ストレートに邪険にしているミヒャエルだが、エレナには通じないようで彼女は「まったくもう」とでも言いたげに、ミヒャエルの前に回りこんで行く手をふさいだ。
「忘れっぽいんだから。いーい? あたしの名前はエレナ・メフぃ……メランヒトン」
「あ? 名乗りで噛むのかよ。流石ポンコツ」
「時間無駄にした」と言いながらミヒャエルはエレナを押しのけ歩き出す。ばいん、とよろけたエレナはミヒャエルの背中をムムッと見送る。振り返らず歩くミヒャエルは、街のはずれにある時計台の方を向いていた。時刻はこのプロムナードからでもよく見える。
「開始時間に遅刻したら問答無用で失格だからな。道中から俺の試験をジャマすんじゃ……」
捨て台詞を言いかけて、ミヒャエルは「ん?」と何かに気付き立ち止まる。
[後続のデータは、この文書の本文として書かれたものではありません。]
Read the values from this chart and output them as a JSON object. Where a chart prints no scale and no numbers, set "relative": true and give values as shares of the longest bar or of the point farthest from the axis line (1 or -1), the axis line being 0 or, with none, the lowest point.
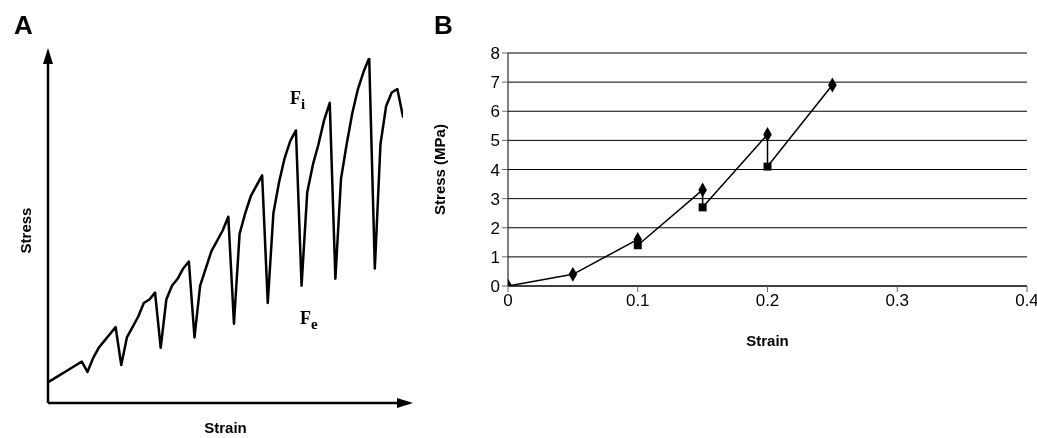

クーラーボックスを前に回してストッパーをガチャガチャ鳴らす。
「なんか軽い……」
怪訝な顔でカパッとボックスを開けたミヒャエルは、さぁっと青ざめた。
「な……ない」
「ないって何が?」
性懲りもなくエレナがミヒャエルに近づく。
「ネタだよ! 自由課題の……」
ゴゴゴ、と地鳴りが聞こえ、ミヒャエルは口をつぐんだ。ふたりはそっくり同じ動作で上を見あげる。黒く大きな影があんぐりとした顔のふたりにかかる。ぬっと摩天楼をバックに現れたのは巨大な――
「タ、コ……」
そう余力でこぼした瞬間、ブンと鞭のようにしなる何かがふたりに向かって飛んできくる。ミヒャエルが反射でエレナを抱き寄せ――
ドオオンとひと際大きい地響きがL.E.に広がった。